Times Square Elmo Just Wants Some Respect

Times Square Characters
Associated Press An Elmo impersonator shakes hands with a tourist in Times Square on July 28, 2014.

The members of the newly-formed Association of Artists United for a Smile held their first combined rally and press conference in New York on Tuesday. Many of its biggest stars came out to support the cause: Minnie Mouse and a minion from Despicable Me, the Penguin from Batman, Super Mario, Elmo and Hello Kitty, Woody from Toy Story, and the venerable Goofy.

They are unauthorized editions of those familiar characters, but they want you--and the government of the City of New York--to know that they are out there working hard for a living, and they have rights too.

The rally was held in their workplace, which is right in the middle of Times Square.They and scores of other famous fuzzy faces have formed the quasi-union to represent them politically and publicly as the city fathers move to crack down on street performers in the world's most famous tourist thoroughfare.

The association was formed with the help of La Fuente, a not-for-profit immigrant advocacy group in the New York City area.

Under the Costumes

It turns out that the vast majority of these self-employed street performers are immigrants, mostly young and Latino. They buy their own costumes, which are mostly made in Peru or China. An adult-sized "Professional Elmo Costume" sells for $99 to $199 through a costume vendor that lists on the Chinese retailer Alibaba.com's website.
Time Square Characters
Associated Press With Elmo front and center, members of new Association pose at Aug. 19 press conference in New York City.
They patrol Times Square and wave a lot, and pose for pictures with tourists. A costumed performer reportedly can earn about $80 a day in tips. Not a huge sum, but better than the employment alternatives, especially for those who are undocumented or speak little English.

A few such characters have worked Times Square for many years, but there has been a population explosion since 2011, when the city banned traffic from the heart of the theater district and created a pedestrian-only zone.

Sometimes, as many as 80 characters roam the area, including multiples of crowd favorites such as Spider-Man and Elmo from Sesame Street. Some team up, so that Batman has his Robin, and Minnie Mouse has her Mickey. Classic characters are regularly joined by fresher faces, so SpongeBob Square Pants mingles with Catwoman.

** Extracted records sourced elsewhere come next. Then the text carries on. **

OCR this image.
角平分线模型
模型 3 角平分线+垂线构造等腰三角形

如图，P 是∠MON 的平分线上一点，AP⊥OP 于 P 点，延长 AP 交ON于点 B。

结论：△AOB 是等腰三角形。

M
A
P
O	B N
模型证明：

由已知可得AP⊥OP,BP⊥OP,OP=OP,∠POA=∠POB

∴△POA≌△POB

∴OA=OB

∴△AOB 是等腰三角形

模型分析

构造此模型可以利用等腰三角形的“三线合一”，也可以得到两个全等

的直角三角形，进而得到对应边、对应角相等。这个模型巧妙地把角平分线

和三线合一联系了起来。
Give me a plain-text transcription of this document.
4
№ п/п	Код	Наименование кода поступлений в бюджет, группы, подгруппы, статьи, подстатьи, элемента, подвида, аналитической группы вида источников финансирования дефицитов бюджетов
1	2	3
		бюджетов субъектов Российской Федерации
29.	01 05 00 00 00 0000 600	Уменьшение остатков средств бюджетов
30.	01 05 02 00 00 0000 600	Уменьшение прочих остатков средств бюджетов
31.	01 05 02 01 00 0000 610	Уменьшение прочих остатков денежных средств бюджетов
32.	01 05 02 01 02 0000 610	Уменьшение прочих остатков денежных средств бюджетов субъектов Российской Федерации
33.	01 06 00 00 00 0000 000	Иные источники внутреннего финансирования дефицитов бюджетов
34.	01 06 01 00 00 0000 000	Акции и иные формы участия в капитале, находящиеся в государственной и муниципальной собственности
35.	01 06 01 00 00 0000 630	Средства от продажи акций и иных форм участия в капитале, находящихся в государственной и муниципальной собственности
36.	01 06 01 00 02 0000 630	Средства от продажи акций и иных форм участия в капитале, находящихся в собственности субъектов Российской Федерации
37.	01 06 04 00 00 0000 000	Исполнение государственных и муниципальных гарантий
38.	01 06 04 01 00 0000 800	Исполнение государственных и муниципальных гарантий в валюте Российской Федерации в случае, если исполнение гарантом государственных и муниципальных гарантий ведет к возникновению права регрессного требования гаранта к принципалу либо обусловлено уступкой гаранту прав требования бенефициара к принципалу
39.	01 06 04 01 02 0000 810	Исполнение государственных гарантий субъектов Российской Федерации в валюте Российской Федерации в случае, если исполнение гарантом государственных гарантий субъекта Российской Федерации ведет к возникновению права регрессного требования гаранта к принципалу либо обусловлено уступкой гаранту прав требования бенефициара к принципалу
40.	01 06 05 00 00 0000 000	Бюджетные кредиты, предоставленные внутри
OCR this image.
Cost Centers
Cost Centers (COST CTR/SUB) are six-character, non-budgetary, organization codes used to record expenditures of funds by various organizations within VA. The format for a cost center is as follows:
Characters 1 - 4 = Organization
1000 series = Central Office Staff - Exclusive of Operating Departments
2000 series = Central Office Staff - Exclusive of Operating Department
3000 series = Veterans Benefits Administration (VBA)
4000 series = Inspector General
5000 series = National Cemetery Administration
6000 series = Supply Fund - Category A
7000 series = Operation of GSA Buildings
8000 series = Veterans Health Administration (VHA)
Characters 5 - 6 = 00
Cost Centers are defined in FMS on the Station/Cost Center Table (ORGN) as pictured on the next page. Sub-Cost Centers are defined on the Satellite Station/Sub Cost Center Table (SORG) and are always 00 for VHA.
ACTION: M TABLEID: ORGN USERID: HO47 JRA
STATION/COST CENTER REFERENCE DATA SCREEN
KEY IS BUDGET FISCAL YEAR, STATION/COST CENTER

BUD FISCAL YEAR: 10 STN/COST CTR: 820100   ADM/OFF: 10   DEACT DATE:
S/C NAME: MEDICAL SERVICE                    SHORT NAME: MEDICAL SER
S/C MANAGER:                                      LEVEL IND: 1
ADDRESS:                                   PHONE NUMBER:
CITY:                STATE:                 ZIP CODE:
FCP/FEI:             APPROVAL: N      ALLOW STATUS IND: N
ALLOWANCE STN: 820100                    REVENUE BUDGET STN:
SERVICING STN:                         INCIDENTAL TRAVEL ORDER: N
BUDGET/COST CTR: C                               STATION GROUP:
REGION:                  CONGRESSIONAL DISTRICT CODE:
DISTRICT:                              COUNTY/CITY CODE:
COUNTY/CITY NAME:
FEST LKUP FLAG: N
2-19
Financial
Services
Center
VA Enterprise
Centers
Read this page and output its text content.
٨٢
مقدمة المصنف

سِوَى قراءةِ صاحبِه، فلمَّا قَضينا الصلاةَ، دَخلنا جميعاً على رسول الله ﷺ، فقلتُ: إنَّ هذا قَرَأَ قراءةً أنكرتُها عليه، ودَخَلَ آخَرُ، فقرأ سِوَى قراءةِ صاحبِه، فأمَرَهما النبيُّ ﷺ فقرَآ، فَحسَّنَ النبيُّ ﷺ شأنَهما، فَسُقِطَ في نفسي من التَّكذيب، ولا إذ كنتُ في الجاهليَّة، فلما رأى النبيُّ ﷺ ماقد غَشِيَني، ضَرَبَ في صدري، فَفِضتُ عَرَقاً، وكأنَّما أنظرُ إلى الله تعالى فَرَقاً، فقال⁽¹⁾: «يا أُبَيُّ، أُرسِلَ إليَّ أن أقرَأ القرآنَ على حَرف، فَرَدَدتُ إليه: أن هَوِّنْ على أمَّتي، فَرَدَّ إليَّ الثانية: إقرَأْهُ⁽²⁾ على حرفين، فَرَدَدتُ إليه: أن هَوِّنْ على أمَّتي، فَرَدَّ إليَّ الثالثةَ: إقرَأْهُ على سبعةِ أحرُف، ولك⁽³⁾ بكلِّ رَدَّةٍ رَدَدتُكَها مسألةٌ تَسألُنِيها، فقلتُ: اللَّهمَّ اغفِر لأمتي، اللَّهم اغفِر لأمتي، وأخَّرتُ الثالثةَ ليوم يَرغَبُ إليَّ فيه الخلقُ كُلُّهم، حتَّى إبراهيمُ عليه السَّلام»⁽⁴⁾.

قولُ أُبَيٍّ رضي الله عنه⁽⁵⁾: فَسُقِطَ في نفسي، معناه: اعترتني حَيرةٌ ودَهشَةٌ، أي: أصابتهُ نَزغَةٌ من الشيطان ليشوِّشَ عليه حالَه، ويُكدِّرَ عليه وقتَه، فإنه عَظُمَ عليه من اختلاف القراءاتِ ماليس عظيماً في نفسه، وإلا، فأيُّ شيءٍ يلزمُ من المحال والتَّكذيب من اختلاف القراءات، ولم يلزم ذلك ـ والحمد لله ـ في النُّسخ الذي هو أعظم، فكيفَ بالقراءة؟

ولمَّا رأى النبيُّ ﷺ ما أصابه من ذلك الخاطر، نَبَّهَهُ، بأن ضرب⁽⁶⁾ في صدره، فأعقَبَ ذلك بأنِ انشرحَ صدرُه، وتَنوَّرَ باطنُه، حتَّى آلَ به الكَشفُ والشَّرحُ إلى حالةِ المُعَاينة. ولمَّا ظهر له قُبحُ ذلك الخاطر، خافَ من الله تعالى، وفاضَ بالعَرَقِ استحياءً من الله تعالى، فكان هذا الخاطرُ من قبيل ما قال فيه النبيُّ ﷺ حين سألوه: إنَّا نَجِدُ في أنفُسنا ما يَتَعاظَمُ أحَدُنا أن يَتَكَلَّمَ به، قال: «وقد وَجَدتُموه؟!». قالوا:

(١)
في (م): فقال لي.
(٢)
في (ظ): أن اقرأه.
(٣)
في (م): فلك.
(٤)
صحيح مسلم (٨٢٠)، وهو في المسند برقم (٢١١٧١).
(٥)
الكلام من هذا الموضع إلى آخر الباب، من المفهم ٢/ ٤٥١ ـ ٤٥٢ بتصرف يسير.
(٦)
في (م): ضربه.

This is not as overwhelming as it may seem to those who haven't been in New York lately. All of the characters compete for attention with Broadway's blinking neon signs as well as the live performances staged behind glass walls at MTV studio headquarters, the street performer known as The Naked Cowboy, and miscellaneous other attractions, including at least a couple of stilt-walking, eight-foot-tall, green-painted Statue of Liberty mimes.

Faux Spidey Busted

Inevitably, there have been a few villains in the mix-most notably a Spider-Man doppelganger who was hauled away in handcuffs after punching a policeman in the face. Spidey was angry that the policeman intervened as he was pressuring a tourist for a bigger tip. More recently, a weekend police crackdown netted two faux Iron Men, another Spider-Man and Elmo on charges of disorderly conduct. One was also charged with aggressive panhandling.

The association says those nasty episodes are undeservedly giving all of the performers a bad name. They are now organizing more formally in order to protect their own from new city regulations and tougher police scrutiny. They've even got the support of another freelancers' group with similar issues, the Street Vendors Project.

A City Council member is preparing to introduce legislation creating a mandatory licensing process with a criminal background check for the Times Square characters.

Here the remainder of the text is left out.